Stark Reality regular and retired New York Transit bus driver Ken Taylor offered his songs "First Love and Carousel" in a becoming high tenor and guitar self-accompaniment. "The devil behind you," he advised, "is the only god you know." Viv calls him to the mike later for an encore ("Life bites...bite back."). From impressionist rhymer Kay Rod: "Don't bring the knife to this fight. I got the Beretta." And: "My soul flies a new sky, and it's a different kind of blue." Ernest Woodley got lockdown-themed topical with a litany of images of a shut playground, "No Games Today." First timer Ray runs through a string of couplets each beginning with "Thank you..."
Somewhere in the middle of all this Viv rose from behind her table with the signup sheet and the complimentary bottles of Poland Spring, pressed the button on a small boom box, walked to the middle of the impromptu stage and began to dance, to the compulsive beat of Eminem.
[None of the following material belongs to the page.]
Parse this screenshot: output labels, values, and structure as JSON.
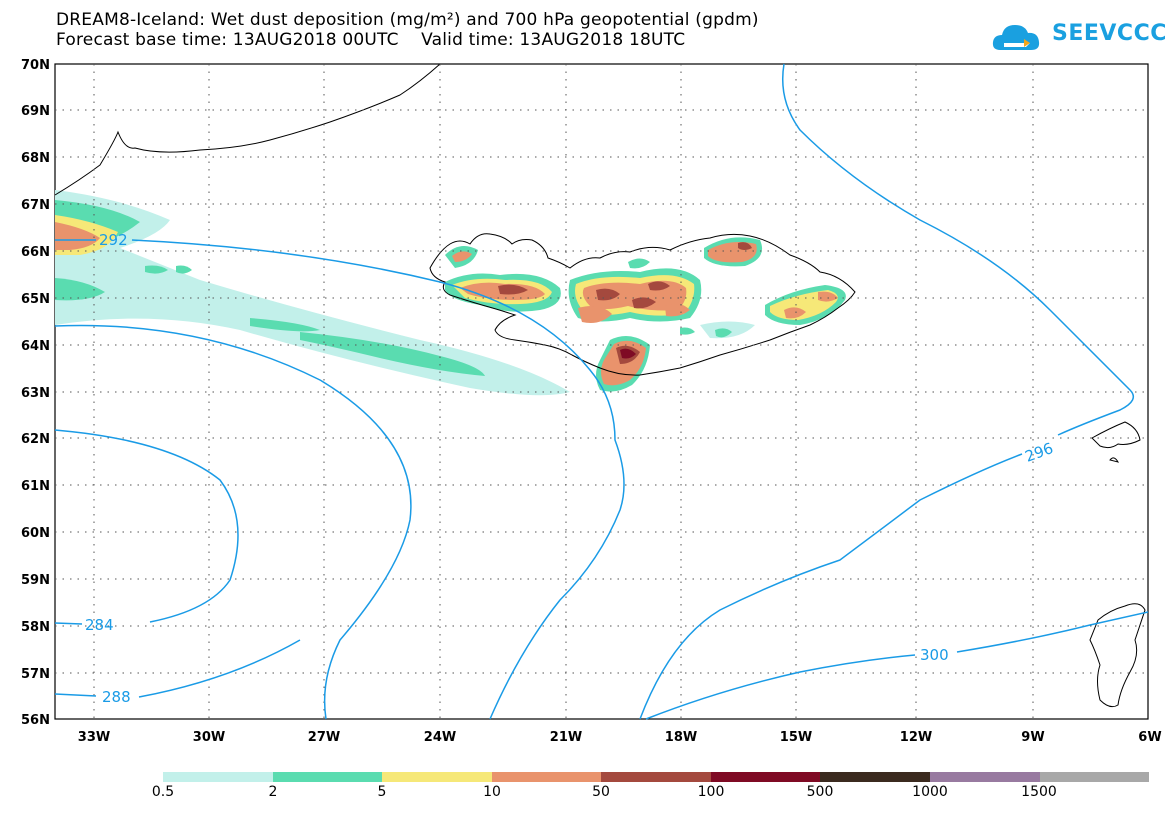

A bale of roiling energy in human shape, she doesn't so much impose her Dionysian militancy on the audience as suction them into it. Anyone can join her on the dance floor. Big Mike, a Stark Reality near-fixture despite his limited mobility, left early today, but when he hangs around, he leaves his crutches and abiding devilry at his chair like a miraculous if temporarily cured revivalist, and partners with Viv, whipping his long white hair in the air like a rock n' roll archangel.
Viv made sure to reiterate her screed of celebration and defiance in her own original verse. In a holiday-appropriate paean to "witches," she proclaimed, "It's a great day for a poem," and recited, "I heal the pain of the incurable. For this they take my life," and of the "hermit," "For each spin I go further within." On friends' advice to "retire" as she accrues years in legal workplaces s well as her literary excursions, "Poets do not retire." Like her dancing, Viv's poetry, as written and performed, is both extravagant in heart and attentively shaped.
This is Viv's show. And she gives the best of her soul to make sure you walk out a star.